As our Daniel Urdaneta points out, this money mainly ends up bringing in Chinese goods and services, developing projects in Venezuela, and a special allocation to the executive branch. So far, the Chinese embassy said in 2014 that it had financed over 220 projects in Venezuela. By 2018, the Ministry of Economy and Finances reported the number had increased to… 220!

Regardless of the real number and current state of these projects, they include the Simón Bolívar satellite, Gran Misión Vivienda Venezuela, Venezolana de Industria Tecnológica, the Oderbrecht-built Piar power dam, and a nationwide railroad system set to be finished by 2030 that so far has created El Tren de Aragua only.

The corruption has been so large, that even the government had to make some arrests to keep up appearances.

Needless to say, the corruption has been so large, that even the government had to make some arrests to keep up appearances.

These loans are payable in an oil-for-loan scheme that worked well when the oil prices were well above $100 per barrel, but became increasingly difficult to cover as both prices and production took a fall. By January last year, PDVSA was ten months behind, owing 3,2 billion oil barrels to the State-run China State Petroleum Corporation.

Right now it’s reported that 80% of oil production is used to pay off debts with China and Russia.

Yet, the Chinese government continues to support the Bolivarian Revolution, despite continuous failures to fulfill their obligations. Or maybe they don’t see it as a failure, but simply a bet in which they win either way.

Take for example the Belt and Road Initiative, China’s ambitious and far-reaching series of trillion-dollar construction projects connecting terrestrial and maritime routes in 70 countries, mainly Southeast Asia with Africa, the Middle East, Eastern Europe.

Fun fact: it’s been promoted with catchy music videos!

But these large-scale projects are anything but a gift. The gregarious example is Sri Lanka, that ended up granting a 99-year lease on a major port to Chinese-controlled firms after China financed its construction in 2007 and soon became a money pit that required more loans.

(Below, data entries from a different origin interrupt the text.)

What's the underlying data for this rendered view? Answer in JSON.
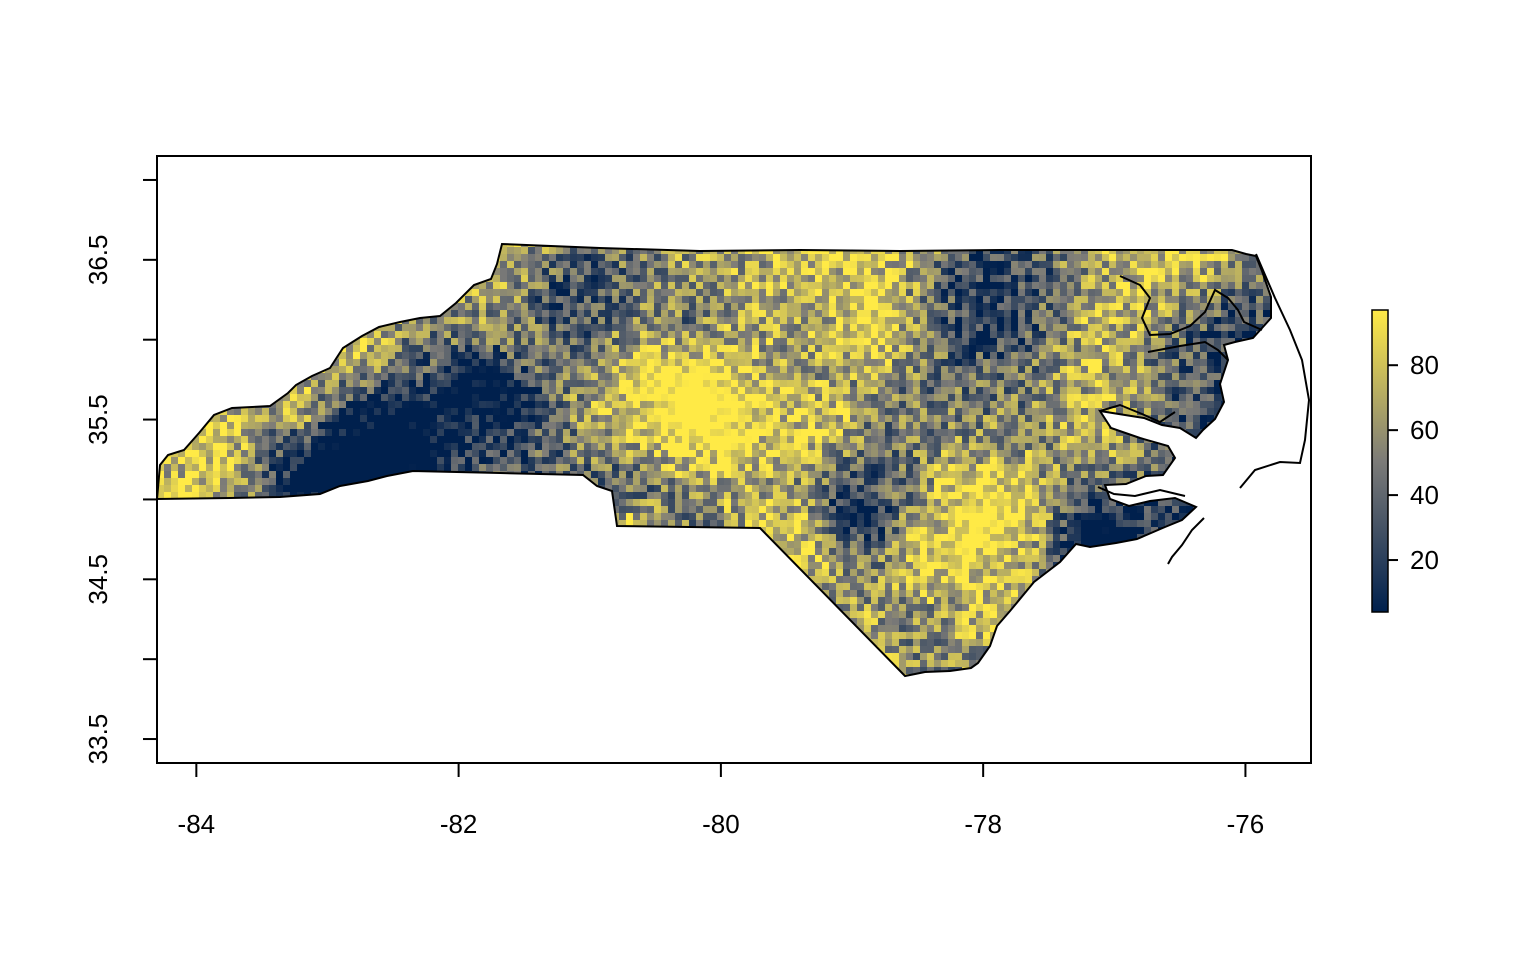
{
  "map": {
    "region": "North Carolina",
    "x_axis": {
      "range": [
        -84.3,
        -75.5
      ],
      "ticks": [
        -84,
        -82,
        -80,
        -78,
        -76
      ],
      "tick_labels": [
        "-84",
        "-82",
        "-80",
        "-78",
        "-76"
      ]
    },
    "y_axis": {
      "range": [
        33.35,
        37.15
      ],
      "ticks": [
        33.5,
        34.0,
        34.5,
        35.0,
        35.5,
        36.0,
        36.5,
        37.0
      ],
      "labeled_ticks": [
        33.5,
        34.5,
        35.5,
        36.5
      ],
      "tick_labels": [
        "33.5",
        "34.5",
        "35.5",
        "36.5"
      ]
    },
    "raster": {
      "value_min": 4,
      "value_max": 97,
      "style": "continuous raster, patchy mixture of low and high values"
    },
    "legend": {
      "type": "colorbar",
      "placement": "right",
      "range": [
        4,
        97
      ],
      "ticks": [
        20,
        40,
        60,
        80
      ],
      "tick_labels": [
        "20",
        "40",
        "60",
        "80"
      ]
    },
    "colors": {
      "palette": "cividis",
      "low": "#00204D",
      "mid": "#7C7B78",
      "high": "#FFEA46",
      "outline": "#000000",
      "background": "#FFFFFF"
    }
  }
}
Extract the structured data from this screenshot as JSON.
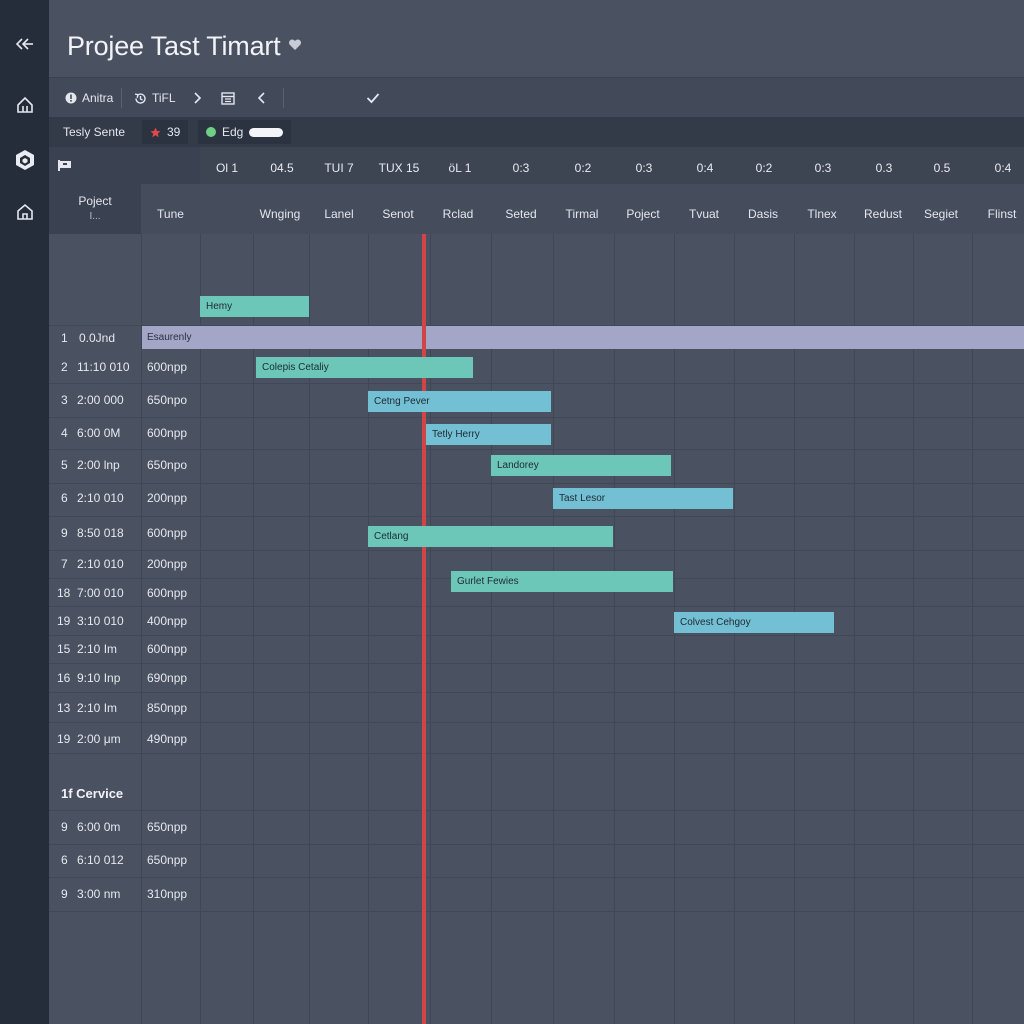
{
  "sidebar": {
    "items": [
      {
        "icon": "collapse-icon"
      },
      {
        "icon": "home-icon"
      },
      {
        "icon": "hexagon-icon"
      },
      {
        "icon": "house-outline-icon"
      }
    ]
  },
  "header": {
    "title": "Projee Tast Timart"
  },
  "toolbar": {
    "item1": "Anitra",
    "item2": "TiFL"
  },
  "filter": {
    "label": "Tesly Sente",
    "chip1": "39",
    "chip2": "Edg"
  },
  "grid": {
    "col_header_project": "Poject",
    "col_header_project_sub": "I...",
    "col_header_time": "Tune",
    "periods": [
      "Ol 1",
      "04.5",
      "TUI 7",
      "TUX 15",
      "öL 1",
      "0:3",
      "0:2",
      "0:3",
      "0:4",
      "0:2",
      "0:3",
      "0.3",
      "0.5",
      "0:4"
    ],
    "days": [
      "Wnging",
      "Lanel",
      "Senot",
      "Rclad",
      "Seted",
      "Tirmal",
      "Poject",
      "Tvuat",
      "Dasis",
      "Tlnex",
      "Redust",
      "Segiet",
      "Flinst"
    ]
  },
  "rows": [
    {
      "id": "1",
      "label": "0.0Jnd",
      "time": ""
    },
    {
      "id": "2",
      "label": "11:10 010",
      "time": "600npp"
    },
    {
      "id": "3",
      "label": "2:00 000",
      "time": "650npo"
    },
    {
      "id": "4",
      "label": "6:00 0M",
      "time": "600npp"
    },
    {
      "id": "5",
      "label": "2:00 lnp",
      "time": "650npo"
    },
    {
      "id": "6",
      "label": "2:10 010",
      "time": "200npp"
    },
    {
      "id": "9",
      "label": "8:50 018",
      "time": "600npp"
    },
    {
      "id": "7",
      "label": "2:10 010",
      "time": "200npp"
    },
    {
      "id": "18",
      "label": "7:00 010",
      "time": "600npp"
    },
    {
      "id": "19",
      "label": "3:10 010",
      "time": "400npp"
    },
    {
      "id": "15",
      "label": "2:10 Im",
      "time": "600npp"
    },
    {
      "id": "16",
      "label": "9:10 Inp",
      "time": "690npp"
    },
    {
      "id": "13",
      "label": "2:10 Im",
      "time": "850npp"
    },
    {
      "id": "19",
      "label": "2:00 μm",
      "time": "490npp"
    }
  ],
  "section": {
    "title": "1f Cervice",
    "rows": [
      {
        "id": "9",
        "label": "6:00 0m",
        "time": "650npp"
      },
      {
        "id": "6",
        "label": "6:10 012",
        "time": "650npp"
      },
      {
        "id": "9",
        "label": "3:00 nm",
        "time": "310npp"
      }
    ]
  },
  "tasks": {
    "top": "Hemy",
    "group": "Esaurenly",
    "t1": "Colepis Cetaliy",
    "t2": "Cetng Pever",
    "t3": "Tetly Herry",
    "t4": "Landorey",
    "t5": "Tast Lesor",
    "t6": "Cetlang",
    "t7": "Gurlet Fewies",
    "t8": "Colvest Cehgoy"
  },
  "colors": {
    "sidebar_bg": "#262d3a",
    "background": "#4a5160",
    "today_line": "#d24546",
    "bar_green": "#6cc7b8",
    "bar_blue": "#73bfd3",
    "group_bar": "#a3a6c6",
    "chip_red": "#e0494b",
    "chip_green": "#6fcf84"
  }
}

In Latin America, between 2006 and 2016 trade with China rose 200%. It has built a highway in Colombia, two nuclear plants in Argentina and a container port in Brazil, where it has invested billions in energy companies. President Bolsonaro said that they “were buying Brazil” only to quickly have his deputy do some damage control.

Meanwhile in Mexico, López Obrador’s incoming Minister of Foreign Affairs already declared that China is one of the “key countries” in the new president’s economic plans. However, the most talked infrastructure project, developing a transoceanic canal through Nicaragua by a Chinese billionaire with deep ties to Zelaya’s government, seems to have stalled since it was proposed a few years back.

One could make the case that China’s involvement with Latin America and the rest of the developing world is hardly special, particularly if you compare it with the outreach of the United States and Western Europe. After all, the U.S. has a more than spotty record on meddling in Latin American countries for their own interests. You can rightfully criticize the U.S. and Europe for a lot of things, but that doesn’t mean any other player gets a free pass.

Not trading with China isn’t an option, not in an interconnected world and particularly not in the Global South. It’s one of the world’s largest economies and the biggest exporter. As much as leaders like Bolsonaro claim they can block their influence, they are trying to cover the sun with a finger.

China will eventually be measured with the same yardstick than the rest of the developed world.

When ZTE claims it’s simply developing their market, it’s saying the truth. After all, as Belt and Road has proven, they have no issue in developing their markets in Belarus, Iran, Turkey, Turkmenistan and Saudi Arabia. Government surveillance is simply another business for them, one that enables abuse from their business partners against their respective populations.

Sadly there isn’t much Venezuelans or the majority of the world population can do about it. Just hope that, as superpowers continue playing their games, China will eventually be measured with the same yardstick than the rest of the developed world.

But it seems easier to simply have everyone else lower their standards instead.